On May 21, 2009, Ford Racing was released for the PlayStation 3 and PlayStation Portable as a PS one Classic game, which makes this game the only entry in the series to be released on the PlayStation 3.
Why It Rocks
- Tight controls on the PS1 version, which oddly mimics the Gran Turismo control layout.
- The PS1 version features realistic car physics, which is something that the PC version doesn't have.
- Decent car modeling and they look like the real-life counterparts.
- The PlayStation version lets you upgrade your vehicle, and completing a season gives you a fully-tuned version of the car, whereas the PC version sorts the cars by year, and each year has a different livery and performance.
- Sadly this feature was scrapped in future entries.

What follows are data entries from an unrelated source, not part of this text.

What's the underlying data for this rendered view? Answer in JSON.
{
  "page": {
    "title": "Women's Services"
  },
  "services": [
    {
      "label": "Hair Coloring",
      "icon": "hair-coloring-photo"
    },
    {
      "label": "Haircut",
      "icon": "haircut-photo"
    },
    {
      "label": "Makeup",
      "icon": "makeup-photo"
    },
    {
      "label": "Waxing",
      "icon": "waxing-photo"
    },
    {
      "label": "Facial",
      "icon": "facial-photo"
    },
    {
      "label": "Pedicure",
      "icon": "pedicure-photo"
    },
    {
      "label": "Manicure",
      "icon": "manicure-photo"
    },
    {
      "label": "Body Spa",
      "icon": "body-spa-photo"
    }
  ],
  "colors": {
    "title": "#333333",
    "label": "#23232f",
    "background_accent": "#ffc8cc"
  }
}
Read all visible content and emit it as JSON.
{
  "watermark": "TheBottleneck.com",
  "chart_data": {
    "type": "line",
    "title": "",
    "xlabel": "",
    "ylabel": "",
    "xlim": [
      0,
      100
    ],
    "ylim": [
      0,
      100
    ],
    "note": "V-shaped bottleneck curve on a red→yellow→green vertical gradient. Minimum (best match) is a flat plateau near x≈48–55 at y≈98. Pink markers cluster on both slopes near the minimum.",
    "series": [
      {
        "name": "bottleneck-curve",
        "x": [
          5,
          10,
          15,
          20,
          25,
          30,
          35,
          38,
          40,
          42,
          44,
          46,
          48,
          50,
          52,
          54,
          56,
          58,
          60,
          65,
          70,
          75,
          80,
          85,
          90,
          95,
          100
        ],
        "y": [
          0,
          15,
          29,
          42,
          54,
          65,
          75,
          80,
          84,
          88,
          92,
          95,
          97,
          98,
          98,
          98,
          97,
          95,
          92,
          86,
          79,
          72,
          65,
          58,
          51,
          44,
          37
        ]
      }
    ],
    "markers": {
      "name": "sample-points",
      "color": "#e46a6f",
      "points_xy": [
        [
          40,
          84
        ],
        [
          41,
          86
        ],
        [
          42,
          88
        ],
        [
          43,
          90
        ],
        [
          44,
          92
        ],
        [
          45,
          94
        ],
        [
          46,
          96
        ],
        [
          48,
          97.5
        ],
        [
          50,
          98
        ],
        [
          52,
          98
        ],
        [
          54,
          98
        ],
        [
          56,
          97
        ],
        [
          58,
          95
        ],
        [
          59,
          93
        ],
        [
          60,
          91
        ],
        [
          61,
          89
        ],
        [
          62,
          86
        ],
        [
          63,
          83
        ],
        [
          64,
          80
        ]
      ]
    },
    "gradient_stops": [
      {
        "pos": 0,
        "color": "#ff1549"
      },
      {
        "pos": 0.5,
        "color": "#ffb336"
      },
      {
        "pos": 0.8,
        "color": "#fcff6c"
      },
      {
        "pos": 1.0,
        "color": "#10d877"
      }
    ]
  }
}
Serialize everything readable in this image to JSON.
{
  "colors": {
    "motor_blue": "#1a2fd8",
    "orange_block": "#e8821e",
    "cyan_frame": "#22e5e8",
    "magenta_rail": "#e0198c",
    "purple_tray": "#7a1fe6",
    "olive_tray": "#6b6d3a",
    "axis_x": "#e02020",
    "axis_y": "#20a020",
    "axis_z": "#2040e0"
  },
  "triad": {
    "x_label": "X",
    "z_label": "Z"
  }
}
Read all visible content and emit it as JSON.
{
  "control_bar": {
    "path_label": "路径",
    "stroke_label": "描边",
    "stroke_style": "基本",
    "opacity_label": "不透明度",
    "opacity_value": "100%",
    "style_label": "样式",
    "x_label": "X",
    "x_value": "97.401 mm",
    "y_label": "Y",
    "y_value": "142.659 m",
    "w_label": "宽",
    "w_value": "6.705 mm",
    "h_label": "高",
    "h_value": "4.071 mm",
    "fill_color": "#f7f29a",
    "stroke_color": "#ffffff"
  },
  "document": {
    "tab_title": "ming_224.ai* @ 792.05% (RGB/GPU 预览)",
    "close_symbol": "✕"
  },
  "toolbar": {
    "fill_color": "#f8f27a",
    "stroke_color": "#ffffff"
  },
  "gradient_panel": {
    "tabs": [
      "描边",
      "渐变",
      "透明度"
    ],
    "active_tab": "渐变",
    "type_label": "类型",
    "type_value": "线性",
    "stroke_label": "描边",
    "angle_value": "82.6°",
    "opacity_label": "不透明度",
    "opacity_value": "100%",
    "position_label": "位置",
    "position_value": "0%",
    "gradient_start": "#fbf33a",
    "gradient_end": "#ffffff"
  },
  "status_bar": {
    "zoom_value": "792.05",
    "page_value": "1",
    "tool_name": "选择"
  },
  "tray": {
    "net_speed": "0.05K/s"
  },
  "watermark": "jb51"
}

- While not truly being a good game, Empire Interactive didn't give up on Ford Racing, with changing its developer to Razorworks (who developed Total Immersion Racing) the game gained a sequel which was absolutely great, which also changed series' direction forever.
- The PC version has absolutely great graphics for a game from 2001
- The soundtrack in the PC version is kinda decent.
Bad Qualities
- Poor AI (especially on the PlayStation version, in which they push you a lot, as this makes the game unforgiving).
- A small number of tracks (eight on the PS1 version, for example), and they aren't appealing to the eye.
- Fairly limited sound design on both platforms (an engine sound, a tire screech, which loops on the PS1 version, a crash sound effect on either wall or car, a countdown beeper, which is absent on the PS1 version, and the noise that tires make while in gravel)
- False Advertising: The back of the box on the PlayStation version in North America states that there's a unique picture-by-picture effect; this feature only existed on the PC version.
- Generic soundtrack and the PS1 version has the music presented through poorly mastered CD tracks with abysmal clipping, whereas other games of the time relied on using music straight from the game data.
- Unstable handling on the PC version.